Ivy Zelman is one of the more pessimistic on the outlook for US housing but as the article says, probably one of the most realistic.
U.S. Housing Decline Threatens to Last Into 2009:
Ivy Zelman's view of the U.S. housing market is gloomy, but it's probably the most realistic.
A veteran Wall Street analyst, Zelman, chief executive of the research firm Zelman & Associates, says it's unlikely the U.S. housing market will recover before 2009, adding there's a "50 to 60 percent chance of a recession," as the housing slump curbs consumer spending.
Zelman paints a much darker picture than Federal Reserve Chairman Ben Bernanke, who said last week that housing will be a "significant drag" on the economy into next year.
When you consider the huge home inventories and tight-as-a- drum mortgage restrictions, it's easy to conclude that the housing slump could extend well past 2008. Unless financing loosens up and buyers return, her prophecy will become a reality.

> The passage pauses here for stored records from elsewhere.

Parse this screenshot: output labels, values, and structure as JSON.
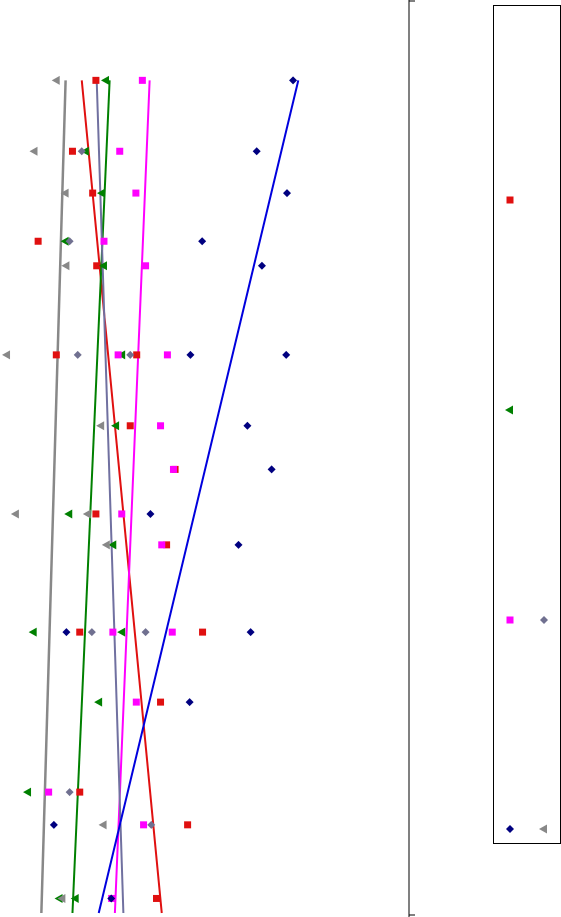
{
  "chart_data": {
    "type": "scatter",
    "title": "",
    "xlabel": "",
    "ylabel": "",
    "xlim": [
      0,
      100
    ],
    "ylim": [
      0,
      100
    ],
    "grid": false,
    "legend_position": "right",
    "series": [
      {
        "color": "#e01010",
        "marker": "square",
        "points": [
          [
            22.5,
            91.6
          ],
          [
            16.7,
            83.8
          ],
          [
            21.7,
            79.2
          ],
          [
            8.2,
            73.9
          ],
          [
            22.7,
            71.2
          ],
          [
            12.7,
            61.4
          ],
          [
            32.6,
            61.4
          ],
          [
            31.0,
            53.6
          ],
          [
            42.1,
            48.8
          ],
          [
            22.5,
            43.9
          ],
          [
            40.0,
            40.5
          ],
          [
            48.9,
            30.9
          ],
          [
            18.5,
            30.9
          ],
          [
            38.5,
            23.2
          ],
          [
            18.5,
            13.3
          ],
          [
            45.2,
            9.7
          ],
          [
            37.5,
            1.6
          ]
        ],
        "trend": [
          [
            19.0,
            91.6
          ],
          [
            38.8,
            0
          ]
        ]
      },
      {
        "color": "#008000",
        "marker": "triangle-left",
        "points": [
          [
            25.0,
            91.6
          ],
          [
            20.0,
            83.8
          ],
          [
            24.0,
            79.2
          ],
          [
            15.0,
            73.9
          ],
          [
            24.5,
            71.2
          ],
          [
            29.0,
            61.4
          ],
          [
            27.5,
            53.6
          ],
          [
            15.9,
            43.9
          ],
          [
            26.8,
            40.5
          ],
          [
            7.1,
            30.9
          ],
          [
            29.0,
            30.9
          ],
          [
            23.3,
            23.2
          ],
          [
            5.7,
            13.3
          ],
          [
            17.5,
            1.6
          ],
          [
            13.5,
            1.6
          ]
        ],
        "trend": [
          [
            25.9,
            91.6
          ],
          [
            16.7,
            0
          ]
        ]
      },
      {
        "color": "#ff00ff",
        "marker": "square",
        "points": [
          [
            34.0,
            91.6
          ],
          [
            28.4,
            83.8
          ],
          [
            32.4,
            79.2
          ],
          [
            24.5,
            73.9
          ],
          [
            34.8,
            71.2
          ],
          [
            28.0,
            61.4
          ],
          [
            40.2,
            61.4
          ],
          [
            38.5,
            53.6
          ],
          [
            41.7,
            48.8
          ],
          [
            28.9,
            43.9
          ],
          [
            38.8,
            40.5
          ],
          [
            26.7,
            30.9
          ],
          [
            41.4,
            30.9
          ],
          [
            32.5,
            23.2
          ],
          [
            10.8,
            13.3
          ],
          [
            34.3,
            9.7
          ],
          [
            26.4,
            1.6
          ]
        ],
        "trend": [
          [
            35.8,
            91.6
          ],
          [
            27.2,
            0
          ]
        ]
      },
      {
        "color": "#707090",
        "marker": "diamond",
        "points": [
          [
            19.0,
            83.8
          ],
          [
            16.0,
            73.9
          ],
          [
            18.0,
            61.4
          ],
          [
            31.0,
            61.4
          ],
          [
            21.5,
            30.9
          ],
          [
            34.8,
            30.9
          ],
          [
            16.0,
            13.3
          ],
          [
            36.2,
            9.7
          ]
        ],
        "trend": [
          [
            22.7,
            91.6
          ],
          [
            29.3,
            0
          ]
        ]
      },
      {
        "color": "#000080",
        "marker": "diamond",
        "points": [
          [
            71.3,
            91.6
          ],
          [
            62.3,
            83.8
          ],
          [
            69.8,
            79.2
          ],
          [
            48.8,
            73.9
          ],
          [
            63.6,
            71.2
          ],
          [
            45.9,
            61.4
          ],
          [
            69.6,
            61.4
          ],
          [
            60.0,
            53.6
          ],
          [
            66.0,
            48.8
          ],
          [
            36.0,
            43.9
          ],
          [
            57.8,
            40.5
          ],
          [
            15.2,
            30.9
          ],
          [
            60.8,
            30.9
          ],
          [
            45.7,
            23.2
          ],
          [
            12.1,
            9.7
          ],
          [
            26.3,
            1.6
          ]
        ],
        "trend": [
          [
            72.6,
            91.6
          ],
          [
            23.2,
            0
          ]
        ]
      },
      {
        "color": "#888888",
        "marker": "triangle-left",
        "points": [
          [
            12.8,
            91.6
          ],
          [
            7.3,
            83.8
          ],
          [
            15.0,
            79.2
          ],
          [
            15.2,
            71.2
          ],
          [
            0.5,
            61.4
          ],
          [
            23.8,
            53.6
          ],
          [
            2.7,
            43.9
          ],
          [
            20.5,
            43.9
          ],
          [
            25.2,
            40.5
          ],
          [
            24.4,
            9.7
          ],
          [
            14.2,
            1.6
          ]
        ],
        "trend": [
          [
            15.0,
            91.6
          ],
          [
            9.0,
            0
          ]
        ]
      }
    ],
    "legend_entries": [
      {
        "markers": [
          {
            "color": "#e01010",
            "marker": "square"
          }
        ]
      },
      {
        "markers": [
          {
            "color": "#008000",
            "marker": "triangle-left"
          }
        ]
      },
      {
        "markers": [
          {
            "color": "#ff00ff",
            "marker": "square"
          },
          {
            "color": "#707090",
            "marker": "diamond"
          }
        ]
      },
      {
        "markers": [
          {
            "color": "#000080",
            "marker": "diamond"
          },
          {
            "color": "#888888",
            "marker": "triangle-left"
          }
        ]
      }
    ]
  }
}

`"I've never seen the market as bad as this," Zelman said. "And it could get worse. The home-price decline could range from 16 percent to 22 percent."
Monitoring inventory, builder incentives and demand, Zelman is also watching adjustable-rate mortgage resets. Homeowners with these loans will automatically face higher monthly payments that they may not be able to afford, another trigger for foreclosures or sales. Some $500 billion of these loans will re- adjust through 2008, Zelman says.
While foreclosures have declined somewhat from August to September, they still doubled from a year ago, according to RealtyTrac Inc., which monitors the housing market. Since more homes are coming on the market, Zelman says that will only add to the misery.
`Worst Inventories'
"These are the worst inventories we've seen as a nation," she says. Zelman originally presented her report Oct. 10 to the Home Improvement Research Institute, a Tampa, Florida-based trade group.
Zelman's words carry some weight because she was one of the few major Wall Street analysts to warn of a housing decline months before it began late last year.
She was alarmed that home prices far outpaced personal- income increases during the boom, which is how the economic disconnect began. A bubble created artificially high demand that had to deflate sometime. Now economists and analysts are trying to assess the collateral damage of the bust and subprime mortgage meltdown.
Meanwhile, builders are stuck with thousands of new homes they can't sell and potential buyers are canceling in droves or are unable to get a mortgage. Housing starts fell to a 14-year low in September.
Mass Psychology
"Builders are desperate now and blowing through inventory," says Zelman of homebuilders who are doing anything they can to sell homes. "Their revenues are shrinking so fast, they can't keep up."
The mass psychology that amplifies and spreads the angst of home sellers will put a brake on overall consumer spending, Zelman predicts.
"Some 74 percent of consumer expenditures are correlated to housing. I don't think the consumer will hold up. They will cut back on things like buying cars and vacations."
While Zelman forecasts that sales will drop for the next two years, she isn't as optimistic on home prices, which she says may continue falling until 2010 or 2011.
"We'd be better off if prices corrected all at once. It will get worse before it gets better."
Places where sales were strongest and speculators were most active before the bust will be bedeviled by high home inventories for more than a year.
Click on the link for the full story. Whilst consumers are slowly waking up to the fact that housing prices don't always go up. They are yet to take on board the type of thinking that sees home prices falling for the next 3 - 5 years. A scenario that Robert Schiller of Case Shiller fame keeps reminding us happened back in the period 1989 - 1993.